Not out of compassion. Not out of weakness. But because the order itself revealed her fear. Severian wasn't protecting the Sith. She was protecting her power.


The betrayal came swiftly. A fabricated mission to Nar Shaddaa — a supposed hunt for a rogue Sith agent. Xaden knew something was off, but pride and purpose carried him forward. In the industrial ruins beneath the neon sprawl, he found no agent — only Severian's private guards and a Sith alchemist named Darth Varnox, a relic-bound specialist in ancient preservation techniques. Varnox carried a device Xaden recognized too late: a modified carbonite freezing unit, repurposed as a prison.


The ambush was brutal. Xaden fought with terrifying precision, using the Force to crush bones, rip steel from the walls, and hurl bodies like weapons. His crimson saber was a blur, slicing through soldiers as if the air itself bled. He nearly reached Varnox — nearly — when the freezing unit fired.


A wave of searing cold consumed him mid-leap, locking his limbs, his lungs, his rage, in one agonizing instant. His final expression was fury — arms outstretched, saber ignited, teeth bared. He was frozen like that, encased in carbonite, a silent scream preserved in time.


Severian had the slab transported to her private sanctum. For a year, she kept it mounted behind her throne — not as a trophy, but as a reminder. She spoke of him only once, when a younger apprentice asked who it was.

"A failed heir," she said. "Too proud to kneel."

But over time, the presence of the slab began to disturb her. Servants reported a strange pressure in the Force, pulsing faintly from the carbonite like a heartbeat. A few claimed they heard whispers when they walked past it — not voices, but intentions. Cold, clear, vengeful.
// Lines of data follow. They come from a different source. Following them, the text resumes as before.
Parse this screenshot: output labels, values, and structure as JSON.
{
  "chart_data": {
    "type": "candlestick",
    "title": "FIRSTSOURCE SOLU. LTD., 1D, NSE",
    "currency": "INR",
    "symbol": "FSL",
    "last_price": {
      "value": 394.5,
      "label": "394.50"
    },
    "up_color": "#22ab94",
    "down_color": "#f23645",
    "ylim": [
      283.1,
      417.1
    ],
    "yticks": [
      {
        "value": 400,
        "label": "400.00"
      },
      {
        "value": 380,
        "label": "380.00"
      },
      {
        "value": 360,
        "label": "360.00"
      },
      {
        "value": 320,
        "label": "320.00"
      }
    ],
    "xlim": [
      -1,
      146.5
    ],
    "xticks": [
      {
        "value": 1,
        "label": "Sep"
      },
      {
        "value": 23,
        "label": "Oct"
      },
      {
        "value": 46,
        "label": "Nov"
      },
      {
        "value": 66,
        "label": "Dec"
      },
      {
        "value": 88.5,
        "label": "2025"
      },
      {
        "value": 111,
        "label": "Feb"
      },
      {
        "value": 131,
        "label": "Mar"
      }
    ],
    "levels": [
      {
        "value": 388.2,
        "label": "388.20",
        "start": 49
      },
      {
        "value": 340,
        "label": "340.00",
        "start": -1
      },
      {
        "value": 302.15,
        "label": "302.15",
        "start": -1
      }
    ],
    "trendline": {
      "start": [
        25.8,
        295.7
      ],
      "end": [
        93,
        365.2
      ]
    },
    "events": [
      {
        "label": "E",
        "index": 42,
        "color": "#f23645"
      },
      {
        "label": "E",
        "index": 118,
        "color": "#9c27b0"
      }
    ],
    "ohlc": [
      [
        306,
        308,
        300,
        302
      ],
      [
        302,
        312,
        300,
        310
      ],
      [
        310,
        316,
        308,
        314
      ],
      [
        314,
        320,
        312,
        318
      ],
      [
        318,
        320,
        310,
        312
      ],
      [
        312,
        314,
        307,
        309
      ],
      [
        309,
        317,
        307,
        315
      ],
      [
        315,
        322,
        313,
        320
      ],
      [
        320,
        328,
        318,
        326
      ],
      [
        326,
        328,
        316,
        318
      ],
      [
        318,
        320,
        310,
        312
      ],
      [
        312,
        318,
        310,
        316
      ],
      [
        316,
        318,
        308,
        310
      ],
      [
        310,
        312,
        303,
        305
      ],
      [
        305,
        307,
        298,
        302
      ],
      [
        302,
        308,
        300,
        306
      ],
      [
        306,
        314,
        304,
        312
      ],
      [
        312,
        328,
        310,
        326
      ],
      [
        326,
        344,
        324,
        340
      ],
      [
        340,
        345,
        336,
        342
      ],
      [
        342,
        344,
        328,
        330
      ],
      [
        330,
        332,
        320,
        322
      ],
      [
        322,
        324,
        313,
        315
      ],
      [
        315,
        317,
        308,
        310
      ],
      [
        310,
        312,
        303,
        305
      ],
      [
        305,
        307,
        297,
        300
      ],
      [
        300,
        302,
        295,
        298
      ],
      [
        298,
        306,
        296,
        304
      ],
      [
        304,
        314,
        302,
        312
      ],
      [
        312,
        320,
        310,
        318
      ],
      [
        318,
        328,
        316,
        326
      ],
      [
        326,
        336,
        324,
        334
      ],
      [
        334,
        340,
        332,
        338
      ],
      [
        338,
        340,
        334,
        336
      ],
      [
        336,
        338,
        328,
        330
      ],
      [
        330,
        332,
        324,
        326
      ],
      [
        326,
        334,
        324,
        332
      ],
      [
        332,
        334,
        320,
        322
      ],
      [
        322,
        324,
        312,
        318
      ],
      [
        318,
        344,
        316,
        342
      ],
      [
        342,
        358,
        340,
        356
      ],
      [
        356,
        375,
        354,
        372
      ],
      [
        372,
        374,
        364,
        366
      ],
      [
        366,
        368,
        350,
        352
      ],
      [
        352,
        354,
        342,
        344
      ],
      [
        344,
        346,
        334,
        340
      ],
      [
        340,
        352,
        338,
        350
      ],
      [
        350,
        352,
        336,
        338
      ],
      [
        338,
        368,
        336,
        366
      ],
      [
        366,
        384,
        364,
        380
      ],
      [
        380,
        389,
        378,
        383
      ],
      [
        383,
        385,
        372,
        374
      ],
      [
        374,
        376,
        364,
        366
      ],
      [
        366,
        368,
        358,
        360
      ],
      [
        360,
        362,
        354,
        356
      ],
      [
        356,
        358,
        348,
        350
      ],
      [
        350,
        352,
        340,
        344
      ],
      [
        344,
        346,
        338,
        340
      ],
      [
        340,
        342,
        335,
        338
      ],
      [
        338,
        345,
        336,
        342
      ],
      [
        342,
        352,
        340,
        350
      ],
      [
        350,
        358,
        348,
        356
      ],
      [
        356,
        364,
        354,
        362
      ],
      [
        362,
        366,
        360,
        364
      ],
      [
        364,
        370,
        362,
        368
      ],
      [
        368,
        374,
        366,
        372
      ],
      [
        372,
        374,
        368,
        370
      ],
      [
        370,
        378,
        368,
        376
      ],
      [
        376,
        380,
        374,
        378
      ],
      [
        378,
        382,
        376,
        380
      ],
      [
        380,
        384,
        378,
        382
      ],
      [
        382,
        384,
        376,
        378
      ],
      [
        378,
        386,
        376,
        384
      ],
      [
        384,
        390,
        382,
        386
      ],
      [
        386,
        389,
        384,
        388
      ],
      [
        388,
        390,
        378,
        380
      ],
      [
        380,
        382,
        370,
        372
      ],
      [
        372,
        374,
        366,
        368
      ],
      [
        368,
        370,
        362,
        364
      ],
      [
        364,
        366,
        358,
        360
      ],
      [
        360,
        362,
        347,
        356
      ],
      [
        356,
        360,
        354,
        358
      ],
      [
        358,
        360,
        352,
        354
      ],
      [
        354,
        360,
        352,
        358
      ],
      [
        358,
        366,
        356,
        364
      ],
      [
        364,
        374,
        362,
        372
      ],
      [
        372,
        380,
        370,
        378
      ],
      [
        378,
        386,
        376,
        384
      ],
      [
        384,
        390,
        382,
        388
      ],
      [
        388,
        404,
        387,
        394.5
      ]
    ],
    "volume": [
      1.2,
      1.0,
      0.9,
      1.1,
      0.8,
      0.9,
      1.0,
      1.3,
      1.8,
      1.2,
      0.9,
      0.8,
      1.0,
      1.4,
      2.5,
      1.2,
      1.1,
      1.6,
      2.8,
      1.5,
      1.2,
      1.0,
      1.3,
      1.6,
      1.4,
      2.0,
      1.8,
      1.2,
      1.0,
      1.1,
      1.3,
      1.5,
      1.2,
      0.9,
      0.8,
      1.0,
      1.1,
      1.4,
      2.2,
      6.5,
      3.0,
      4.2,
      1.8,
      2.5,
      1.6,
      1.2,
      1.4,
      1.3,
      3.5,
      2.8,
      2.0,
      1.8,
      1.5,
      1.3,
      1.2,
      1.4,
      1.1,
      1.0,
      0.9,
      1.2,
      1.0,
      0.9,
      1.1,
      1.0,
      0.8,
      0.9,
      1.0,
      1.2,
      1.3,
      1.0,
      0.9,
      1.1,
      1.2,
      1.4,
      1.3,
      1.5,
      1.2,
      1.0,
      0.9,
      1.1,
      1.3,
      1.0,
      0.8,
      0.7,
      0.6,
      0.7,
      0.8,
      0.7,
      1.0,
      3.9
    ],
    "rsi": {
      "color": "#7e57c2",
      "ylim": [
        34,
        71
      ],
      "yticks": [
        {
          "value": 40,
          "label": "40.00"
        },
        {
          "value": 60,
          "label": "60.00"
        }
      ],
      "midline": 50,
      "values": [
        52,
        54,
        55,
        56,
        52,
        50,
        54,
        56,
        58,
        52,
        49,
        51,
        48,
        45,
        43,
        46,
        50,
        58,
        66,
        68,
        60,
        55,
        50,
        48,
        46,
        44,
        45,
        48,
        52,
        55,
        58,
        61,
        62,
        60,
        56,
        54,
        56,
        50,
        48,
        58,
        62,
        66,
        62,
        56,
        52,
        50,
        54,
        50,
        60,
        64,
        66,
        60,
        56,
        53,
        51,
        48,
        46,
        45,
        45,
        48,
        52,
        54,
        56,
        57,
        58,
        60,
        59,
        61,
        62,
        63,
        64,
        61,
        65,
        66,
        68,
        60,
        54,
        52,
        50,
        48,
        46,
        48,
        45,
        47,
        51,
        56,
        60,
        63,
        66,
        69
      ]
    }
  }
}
Eventually, Severian ordered it removed. Not destroyed — she could never bring herself to do that. Instead, she had it sealed in a reinforced containment crate and quietly loaded onto an unmarked transport bound for an archive vault on Dromund Kaas.

The ship never arrived.

Whether through sabotage, accident, or fate, the vessel veered off course during hyperspace transit. It was declared lost. No wreckage was found.

And so the slab drifted.

Out beyond the Rim, past forgotten trade routes and dead systems. Adrift in silence and blackness, slowly turning in the void. Inside, Xaden remained — frozen in carbonite, consciousness trapped but alive, soul gripped by a single enduring truth:

He remembers everything.

One day, someone will find him.

And when they do, the galaxy will remember him too.